Worst Jokes Ever
What's the difference between Dubai and Abu Dhabi? -- People in Dubai don't like the Flintstones but people in Abu Dhabi doooo.
Why do cows wear bells?
Because their horns don't work.
9 out of 10 Americans are stupid... I'm so glad I'm in the 1%.
What do you call a girl with an hourglass figure? -- A waist of time.
I was going to buy a pocket calculator. But then I thought, who cares how many pockets I have?
What's the difference between a hippie chick and a hockey player? The hockey player showers after 3 periods.

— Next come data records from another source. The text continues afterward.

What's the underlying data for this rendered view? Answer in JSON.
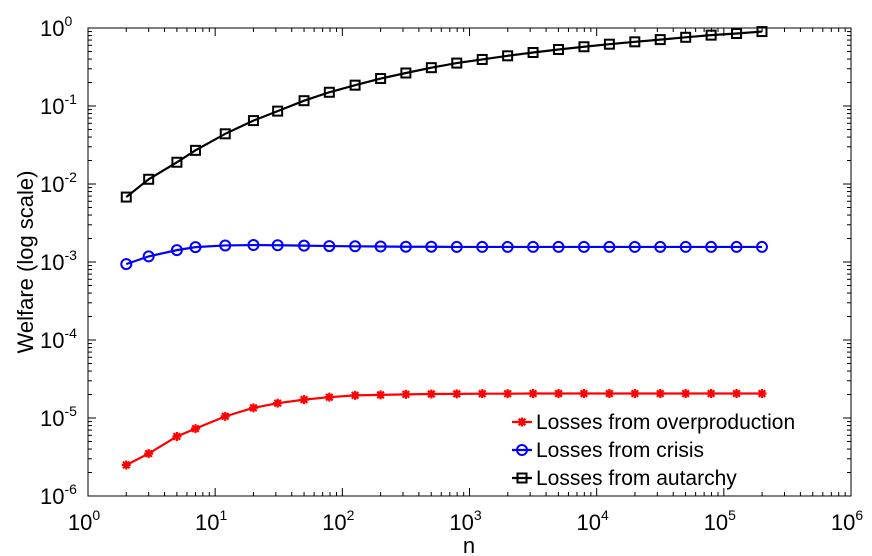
{
  "chart_data": {
    "type": "line",
    "title": "",
    "xlabel": "n",
    "ylabel": "Welfare (log scale)",
    "xscale": "log",
    "yscale": "log",
    "xlim": [
      1,
      1000000
    ],
    "ylim": [
      1e-06,
      1
    ],
    "x_ticks": [
      {
        "base": "10",
        "exp": "0",
        "value": 1
      },
      {
        "base": "10",
        "exp": "1",
        "value": 10
      },
      {
        "base": "10",
        "exp": "2",
        "value": 100
      },
      {
        "base": "10",
        "exp": "3",
        "value": 1000
      },
      {
        "base": "10",
        "exp": "4",
        "value": 10000
      },
      {
        "base": "10",
        "exp": "5",
        "value": 100000
      },
      {
        "base": "10",
        "exp": "6",
        "value": 1000000
      }
    ],
    "y_ticks": [
      {
        "base": "10",
        "exp": "-6",
        "value": 1e-06
      },
      {
        "base": "10",
        "exp": "-5",
        "value": 1e-05
      },
      {
        "base": "10",
        "exp": "-4",
        "value": 0.0001
      },
      {
        "base": "10",
        "exp": "-3",
        "value": 0.001
      },
      {
        "base": "10",
        "exp": "-2",
        "value": 0.01
      },
      {
        "base": "10",
        "exp": "-1",
        "value": 0.1
      },
      {
        "base": "10",
        "exp": "0",
        "value": 1
      }
    ],
    "grid": false,
    "legend_position": "bottom-right",
    "x": [
      2,
      3,
      5,
      7,
      12,
      20,
      31,
      50,
      79,
      126,
      200,
      316,
      501,
      794,
      1259,
      1995,
      3162,
      5012,
      7943,
      12589,
      19953,
      31623,
      50119,
      79433,
      125893,
      199526
    ],
    "series": [
      {
        "name": "Losses from overproduction",
        "color": "#ff0000",
        "marker": "asterisk",
        "values": [
          2.5e-06,
          3.5e-06,
          5.8e-06,
          7.3e-06,
          1.05e-05,
          1.35e-05,
          1.55e-05,
          1.72e-05,
          1.85e-05,
          1.95e-05,
          1.98e-05,
          2.01e-05,
          2.03e-05,
          2.04e-05,
          2.05e-05,
          2.05e-05,
          2.06e-05,
          2.06e-05,
          2.06e-05,
          2.06e-05,
          2.06e-05,
          2.06e-05,
          2.06e-05,
          2.06e-05,
          2.06e-05,
          2.06e-05
        ]
      },
      {
        "name": "Losses from crisis",
        "color": "#0000ff",
        "marker": "circle",
        "values": [
          0.00094,
          0.00118,
          0.00142,
          0.00155,
          0.00163,
          0.00165,
          0.00164,
          0.00162,
          0.0016,
          0.00159,
          0.00158,
          0.00157,
          0.00157,
          0.00156,
          0.00156,
          0.00156,
          0.00156,
          0.00156,
          0.00156,
          0.00156,
          0.00156,
          0.00156,
          0.00156,
          0.00156,
          0.00156,
          0.00156
        ]
      },
      {
        "name": "Losses from autarchy",
        "color": "#000000",
        "marker": "square",
        "values": [
          0.0068,
          0.0115,
          0.019,
          0.027,
          0.044,
          0.065,
          0.086,
          0.117,
          0.15,
          0.185,
          0.225,
          0.265,
          0.31,
          0.355,
          0.395,
          0.44,
          0.485,
          0.53,
          0.575,
          0.62,
          0.665,
          0.71,
          0.76,
          0.81,
          0.85,
          0.9
        ]
      }
    ]
  }
}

Apparently, Monica Lewinsky didn't vote for Hillary Clinton this election. She said the last Clinton presidency left a bad taste in her mouth.
The furniture store keeps calling me back... But all I wanted was that one nightstand.
Why did the Star Wars movies come out in the sequence 4, 5, 6, 1, 2, 3? -- Because Yoda was in charge of the sequence.
What does a robot do at the end of a one night stand? -- He nuts and bolts.
Today someone was killed with a starter pistol. Police think it might be race related.
I started a company selling land mines that look like prayer mats. Prophets are going through the roof.
Who can shave 20 times a day and still have a beard? -- A barber.
What did the Indian boy say to his mother as he left for school? -- "Mumbai!"
My girlfriend and I often laugh about how competitive we are... But I laugh more.
"Son, I found a condom in your room."
"Gee, thanks, Grandpa!"
"Why are you calling me Grandpa?"
"Because I couldn't find it yesterday."
I can count the number of times I've been to Chernobyl on one hand. -- It's seven.
The Somalian Olympics Team has just apologized to the Olympic Committee after realizing that sailing and shooting were two separate events.
I was very lonely so I bought some shares. -- It's nice to have a bit of company.
How many Germans does it take to change a light bulb? -- One. They are efficient and don't have humor.